The new count of confirmed deaths came after officials recovered 13 bodies on Tuesday, Coast Guard Lt Zach Farrell said.
The search for survivors was called off on Wednesday.
Previous estimates put the death toll at 34 after a pre-dawn fire ripped through commercial diving boat Conception while victims slept below decks.
Five crew members, including the captain, managed to escape. The vessel eventually sank and overturned, making the recovery of bodies challenging.
The victims identified so far include high school students, a science teacher and his daughter, and a family of five celebrating a birthday.
Diving instructor Kristy Finstad, whose company Worldwide Diving Adventures chartered the boat for the three-day tour, was also among those recovered from the water.

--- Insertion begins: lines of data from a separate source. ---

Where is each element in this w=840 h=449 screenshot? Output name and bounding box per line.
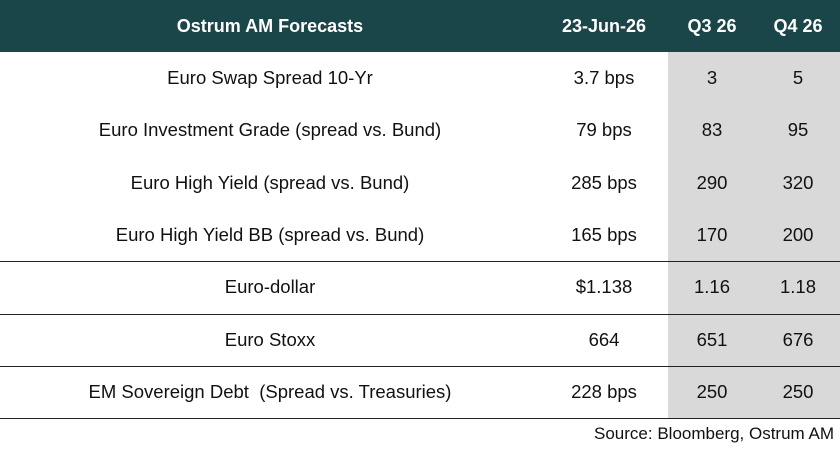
value-cell: 200 [782, 224, 814, 246]
value-cell: 83 [701, 119, 723, 141]
value-cell: 228 bps [571, 380, 637, 402]
value-cell: 3 [706, 67, 718, 89]
value-cell: $1.138 [575, 276, 633, 298]
row-label: Euro High Yield BB (spread vs. Bund) [115, 224, 425, 246]
value-cell: 95 [787, 119, 809, 141]
value-cell: 250 [782, 380, 814, 402]
row-rule [0, 366, 840, 367]
header-cell: 23-Jun-26 [561, 15, 647, 36]
header-cell: Q4 26 [773, 15, 823, 36]
row-label: Euro Investment Grade (spread vs. Bund) [98, 119, 442, 141]
header-cell: Ostrum AM Forecasts [176, 15, 364, 36]
source-note: Source: Bloomberg, Ostrum AM [594, 424, 834, 443]
value-cell: 3.7 bps [573, 67, 635, 89]
row-rule [0, 261, 840, 262]
row-label: Euro Swap Spread 10-Yr [167, 67, 373, 89]
value-cell: 290 [696, 171, 728, 193]
value-cell: 170 [696, 224, 728, 246]
header-cell: Q3 26 [687, 15, 737, 36]
value-cell: 285 bps [571, 171, 637, 193]
value-cell: 165 bps [571, 224, 637, 246]
value-cell: 664 [588, 328, 620, 350]
forecast-shading [668, 52, 840, 418]
value-cell: 79 bps [576, 119, 632, 141]
row-label: EM Sovereign Debt (Spread vs. Treasuries… [88, 380, 452, 402]
value-cell: 1.18 [779, 276, 816, 298]
header-row: Ostrum AM Forecasts 23-Jun-26 Q3 26 Q4 26 [0, 0, 840, 52]
value-cell: 651 [696, 328, 728, 350]
row-label: Euro Stoxx [224, 328, 316, 350]
row-rule [0, 418, 840, 419]
value-cell: 1.16 [693, 276, 730, 298]
row-label: Euro-dollar [224, 276, 316, 298]
value-cell: 320 [782, 171, 814, 193]
row-rule [0, 314, 840, 315]
row-label: Euro High Yield (spread vs. Bund) [130, 171, 410, 193]
value-cell: 250 [696, 380, 728, 402]
value-cell: 5 [792, 67, 804, 89]
value-cell: 676 [782, 328, 814, 350]
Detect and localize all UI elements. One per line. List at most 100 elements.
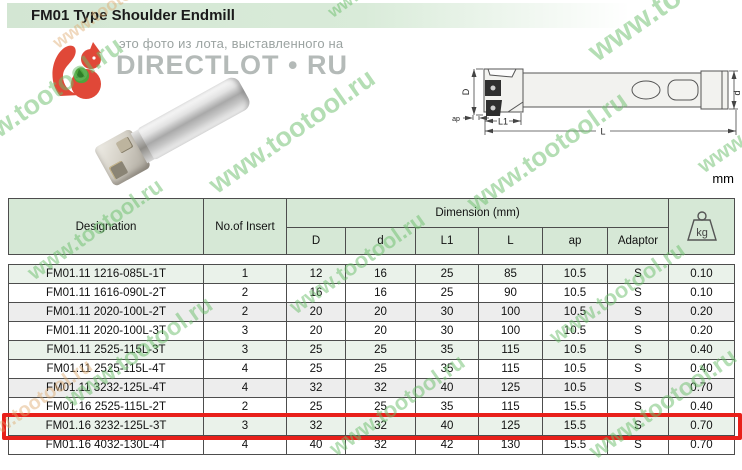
cell-ap: 10.5 — [542, 264, 608, 284]
weight-kg-icon: kg — [686, 210, 717, 241]
col-adaptor: Adaptor — [607, 227, 669, 255]
col-designation: Designation — [8, 198, 204, 255]
cell-L1: 30 — [415, 321, 479, 341]
cell-kg: 0.70 — [668, 378, 735, 398]
cell-inserts: 2 — [203, 283, 287, 303]
cell-L1: 30 — [415, 302, 479, 322]
cell-D: 32 — [286, 416, 346, 436]
dim-label-d: d — [732, 90, 742, 95]
cell-L1: 35 — [415, 397, 479, 417]
cell-adaptor: S — [607, 264, 669, 284]
cell-adaptor: S — [607, 378, 669, 398]
cell-d: 20 — [345, 302, 416, 322]
cell-ap: 10.5 — [542, 340, 608, 360]
cell-adaptor: S — [607, 283, 669, 303]
units-label: mm — [712, 171, 734, 186]
cell-L: 125 — [478, 416, 543, 436]
cell-designation: FM01.11 2525-115L-3T — [8, 340, 204, 360]
page-title: FM01 Type Shoulder Endmill — [31, 7, 235, 24]
cell-D: 32 — [286, 378, 346, 398]
cell-kg: 0.40 — [668, 359, 735, 379]
insert — [115, 136, 134, 154]
product-photo — [70, 74, 260, 195]
cell-adaptor: S — [607, 397, 669, 417]
cell-ap: 10.5 — [542, 359, 608, 379]
cell-d: 32 — [345, 435, 416, 455]
cell-D: 25 — [286, 340, 346, 360]
cell-D: 40 — [286, 435, 346, 455]
cell-D: 25 — [286, 359, 346, 379]
cell-L: 100 — [478, 302, 543, 322]
cell-D: 12 — [286, 264, 346, 284]
cell-ap: 15.5 — [542, 397, 608, 417]
cell-L1: 25 — [415, 283, 479, 303]
cell-d: 25 — [345, 340, 416, 360]
table-row: FM01.16 3232-125L-3T 3 32 32 40 125 15.5 S 0.70 — [8, 416, 735, 436]
col-L: L — [478, 227, 543, 255]
table-row: FM01.16 2525-115L-2T 2 25 25 35 115 15.5 S 0.40 — [8, 397, 735, 417]
cell-designation: FM01.11 2020-100L-2T — [8, 302, 204, 322]
cell-ap: 10.5 — [542, 378, 608, 398]
cell-inserts: 3 — [203, 416, 287, 436]
cell-inserts: 4 — [203, 378, 287, 398]
cell-L: 125 — [478, 378, 543, 398]
cell-adaptor: S — [607, 321, 669, 341]
cell-L1: 40 — [415, 378, 479, 398]
cell-D: 20 — [286, 321, 346, 341]
cell-kg: 0.20 — [668, 302, 735, 322]
cell-inserts: 3 — [203, 321, 287, 341]
spec-table-body: FM01.11 1216-085L-1T 1 12 16 25 85 10.5 S 0.10 FM… — [8, 264, 735, 455]
watermark-caption: это фото из лота, выставленного на — [119, 36, 344, 51]
cell-kg: 0.40 — [668, 397, 735, 417]
cell-d: 16 — [345, 264, 416, 284]
dim-label-D: D — [461, 88, 471, 95]
col-group-dimension: Dimension (mm) — [286, 198, 669, 228]
cell-L1: 25 — [415, 264, 479, 284]
table-row: FM01.11 2020-100L-3T 3 20 20 30 100 10.5 S 0.20 — [8, 321, 735, 341]
table-row: FM01.11 2020-100L-2T 2 20 20 30 100 10.5 S 0.20 — [8, 302, 735, 322]
tool-shank — [137, 74, 253, 161]
cell-ap: 15.5 — [542, 416, 608, 436]
spec-table-header: Designation No.of Insert Dimension (mm) … — [8, 198, 735, 255]
cell-adaptor: S — [607, 359, 669, 379]
cell-designation: FM01.11 1616-090L-2T — [8, 283, 204, 303]
cell-L: 115 — [478, 397, 543, 417]
cell-ap: 10.5 — [542, 283, 608, 303]
cell-kg: 0.40 — [668, 340, 735, 360]
cell-designation: FM01.11 1216-085L-1T — [8, 264, 204, 284]
cell-ap: 10.5 — [542, 321, 608, 341]
table-row: FM01.11 1216-085L-1T 1 12 16 25 85 10.5 S 0.10 — [8, 264, 735, 284]
dim-label-L: L — [600, 127, 605, 137]
cell-L: 115 — [478, 359, 543, 379]
cell-d: 32 — [345, 416, 416, 436]
svg-text:kg: kg — [696, 227, 708, 239]
endmill-tool-image — [93, 70, 255, 188]
cell-d: 16 — [345, 283, 416, 303]
table-row: FM01.16 4032-130L-4T 4 40 32 42 130 15.5 S 0.70 — [8, 435, 735, 455]
cell-adaptor: S — [607, 302, 669, 322]
cell-L1: 42 — [415, 435, 479, 455]
col-ap: ap — [542, 227, 608, 255]
col-L1: L1 — [415, 227, 479, 255]
cell-kg: 0.10 — [668, 264, 735, 284]
dim-label-L1: L1 — [498, 117, 508, 127]
cell-L: 85 — [478, 264, 543, 284]
cell-L: 100 — [478, 321, 543, 341]
cell-D: 16 — [286, 283, 346, 303]
cell-L: 90 — [478, 283, 543, 303]
cell-inserts: 4 — [203, 435, 287, 455]
cell-d: 25 — [345, 359, 416, 379]
cell-ap: 15.5 — [542, 435, 608, 455]
cell-L: 130 — [478, 435, 543, 455]
cell-kg: 0.20 — [668, 321, 735, 341]
cell-inserts: 3 — [203, 340, 287, 360]
cell-designation: FM01.11 3232-125L-4T — [8, 378, 204, 398]
dim-label-ap: ap — [452, 116, 460, 123]
cell-kg: 0.10 — [668, 283, 735, 303]
technical-drawing: D ap L1 L d — [452, 68, 742, 137]
cell-adaptor: S — [607, 435, 669, 455]
cell-kg: 0.70 — [668, 435, 735, 455]
cell-designation: FM01.16 4032-130L-4T — [8, 435, 204, 455]
cell-inserts: 2 — [203, 397, 287, 417]
cell-D: 25 — [286, 397, 346, 417]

Officials said the captain and four other crew members who survived jumped off the front of the vessel, swam to an inflatable boat at its stern and steered it to a ship anchored nearby.
But flames moved so quickly through the 23-metre Conception that it blocked a narrow stairway and an escape hatch leading to the upper decks, giving those below virtually no chance of escaping, authorities said.
Authorities ended the search for any other survivors on Tuesday. DNA will be needed to identify all the victims.
Authorities will use the same rapid analysis tool that identified victims of the deadly wildfire that devastated the Northern California town of Paradise last year, Santa Barbara County Sheriff Bill Brown said.
Mr Brown said he had heard anecdotally that those who died ranged from teenagers to people in their 60s.
The fire broke out shortly after 3am on Monday as the boat sat anchored in Platt’s Harbor off Santa Cruz Island, among the rugged, wind-swept isles that form Channel Islands National Park in the Pacific Ocean west of Los Angeles.